Thick-panel origami has been studied extensively. One of the approaches converts origami creases to simple rotational connections and treats thick-panel origami as assembly of spatial linkages. While structures developed by this approach have one degree of freedom that provide accurate and precise deployment, they often expand to jagged surfaces. In this study, a kirigami-inspired approach, which selectively cuts open some creases in origami patterns, is presented to create deployable surface structures with completely flat surfaces. Starting with a two vertex origami pattern, we use the theory of spatial linkages to investigate the foldabilities when different mountain-valley assignments are adopted.

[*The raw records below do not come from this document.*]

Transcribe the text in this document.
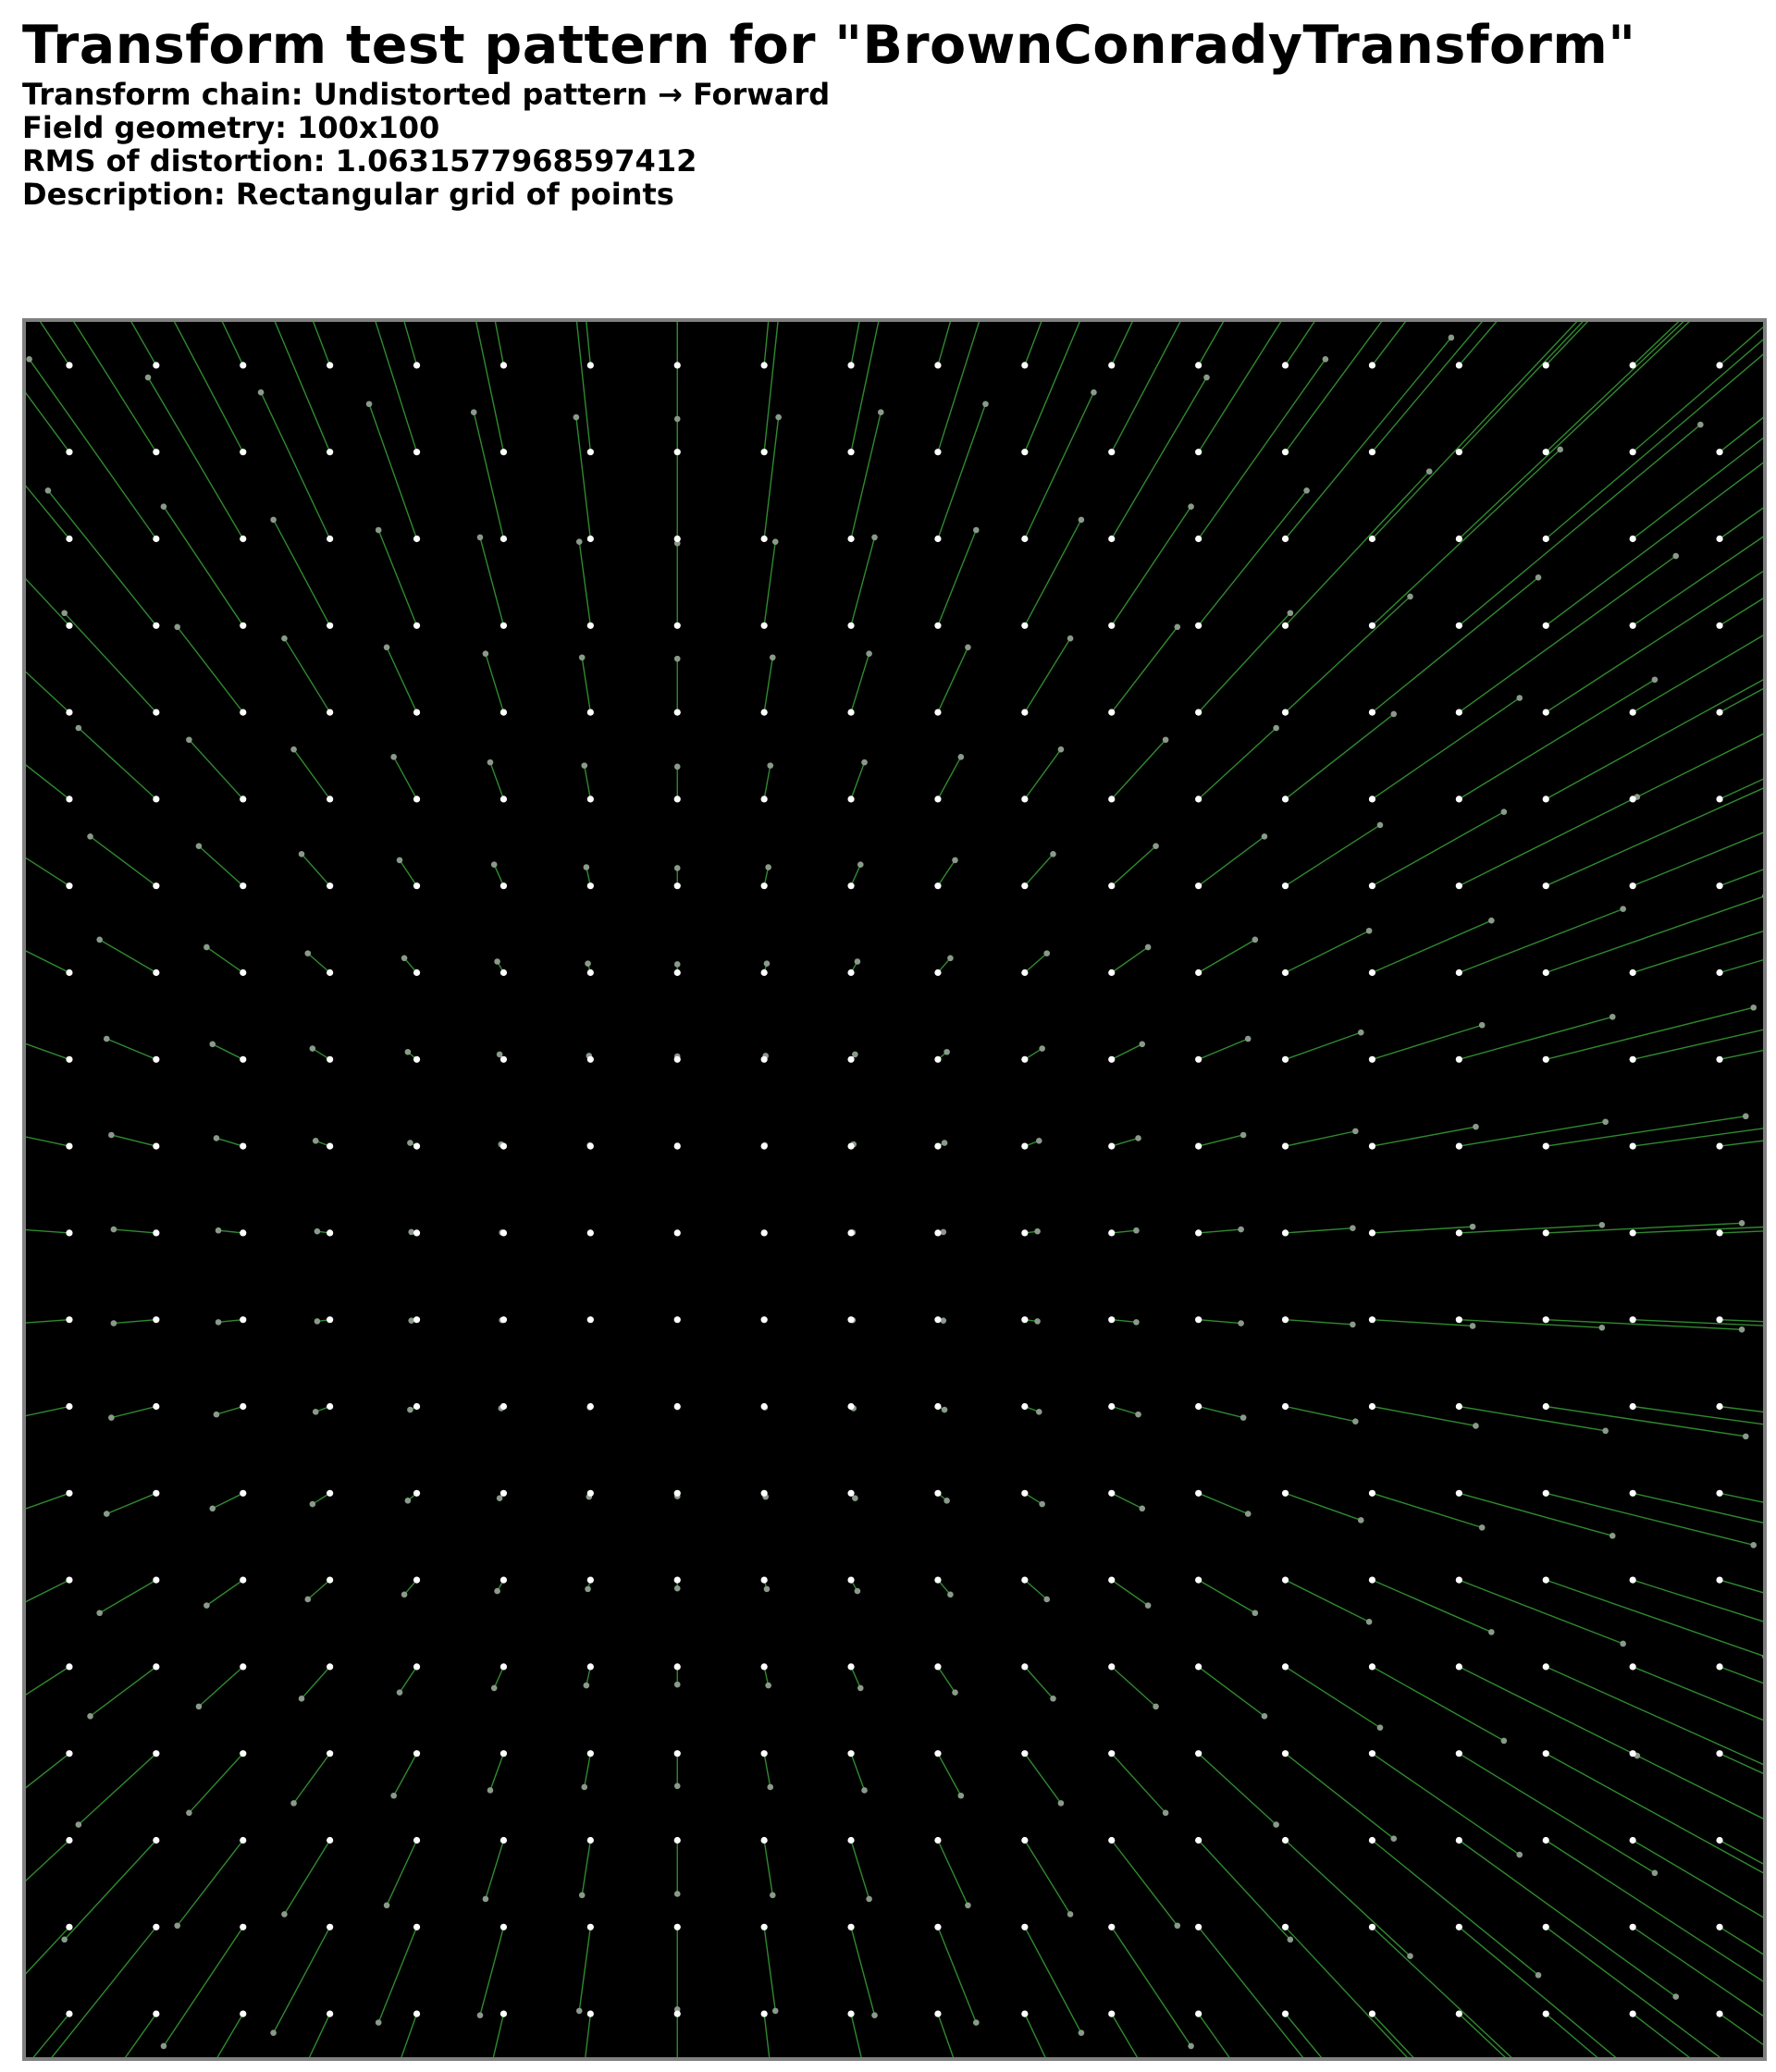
Transform test pattern for "BrownConradyTransform"
Transform chain: Undistorted pattern → Forward
Field geometry: 100x100
RMS of distortion: 1.0631577968597412
Description: Rectangular grid of points
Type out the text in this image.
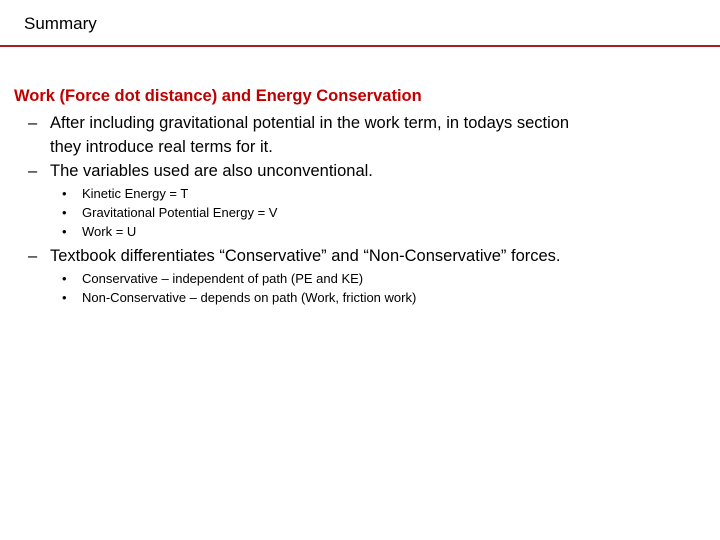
Summary
Work (Force dot distance) and Energy Conservation
– After including gravitational potential in the work term, in todays section they introduce real terms for it.
– The variables used are also unconventional.
• Kinetic Energy = T
• Gravitational Potential Energy = V
• Work = U
– Textbook differentiates “Conservative” and “Non-Conservative” forces.
• Conservative – independent of path (PE and KE)
• Non-Conservative – depends on path (Work, friction work)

Combined with a parametric study on the panel thicknesses, we identify a family of deployable two-vertex thick-panel kirigami structures composed of panels of uniform thickness. The slits of the kirigami close completely once deployed. They are subsequently tessellated to form large deployable flat arrays while the kinematic properties are retained. The findings are beneficial for designing deployable structures for engineering applications involving flat panels, e.g., solar panels, shelters, and solid surface antennas.

Automated summary

This study presents a kirigami-inspired approach to create deployable surface structures with completely flat surfaces by selectively cutting open some creases in origami patterns. Parametric study identifies a family of deployable structures composed of panels of uniform thickness.